First Look at Queen Elizabeth Liner
Décor on the 92,000-ton ship is Art Deco-influenced in homage to the original 1938 Queen Elizabeth.
The new ship also brings back a lot of the elegance that made the subsequent 1969 Queen Elizabeth 2 (QE2) – which retired two years ago – the most famous ocean liner in the world.
Don't call the new 2,068-passenger ship QE3 – they didn't quite take it that far. Still, there is a lot for history fans to embrace.
The ship's main Britannia dining room has the kind of grand center staircase you want an ocean liner to have, because that's what you've seen in the movies. The ship's ballroom is as extravagant as they come with its two-deck-high ceiling and giant chandeliers. The blue and gold Royal Court Theatre is so West End classic, it even has royal boxes.

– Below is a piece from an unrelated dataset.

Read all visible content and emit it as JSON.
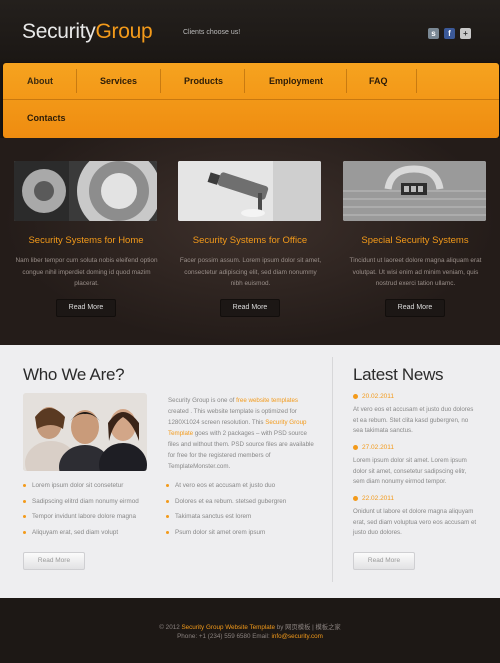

The ship's Grand Lobby does indeed have grand staircases leading to an impressive inlaid-wood Art Deco depiction of the original QE.
The Queen Elizabeth also keeps intact Cunard's class system that has you assigned to a dining room based on the category of cabin you book – commoners in Britannia, the highest-end cabins and suites in the more intimate Princess or Queens Grill.
The ship displays Cunard memorabilia all over including black and white photos of movie stars on the earlier QEs – a young Elizabeth Taylor looking elegant in black dress and pearls, carrying a poodle, for instance.
In the Midships Bar is a homage to the original Queen Elizabeth complete with a large white phone from a first-class cabin. The Verandah, a for-a-fee alternative restaurant serving new French cuisine, gets its name and artwork from the first QE. Outside the restaurant is a new portrait of Queen Elizabeth, looking surprisingly sullen.
Americans will find the ship British, even though the line is now owned by Miami-based Carnival Corp. Brits may find some aspects very American, like the fact everything is charged in dollars.
The same was said of sister ship Queen Victoria, which debuted three years ago, and the larger, six-year-old Queen Mary 2.
Cunard President Peter Shanks couldn't help poking fun at this aspect when discussing the Queen Elizabeth's introduction of a Games Deck, a lovely new park-like area (though with fake grass and bushes) on top of the ship, with greens for croquet and British lawn bowling, as well as paddle tennis courts and wooden benches for watching.
"We are looking forward to our American colleagues playing English garden bowls," Shanks laughed as he told a group of American journalists, explaining the game uses balls weighted on one side and is not easy. "It will become a talking point."
Another impressive addition on Queen Elizabeth is also on a top deck, the Garden Lounge, an area inspired by the glass houses of London's Kew Gardens and a space on the original Queen Elizabeth, with a domed glass ceiling and wicker furnishings – designed as a spot for afternoon tea. Trivia fact: guests are expected to use 954,681 tea bags per year on the Queen Elizabeth.
British travel agents touring the ship pre-launch made the Golden Lion Pub the hot spot, although the ship has a large variety of plush bars in various locations.
The ship's spa, with its large hydrotherapy pool, got oohs and ahs including from Cunard repeat passengers, also on for a pre-launch tour.
But one older British woman opined the ship's top selling point is its nostalgia. "QE2 was my girl," she said. "And now I feel (with the Queen Elizabeth) like she's back."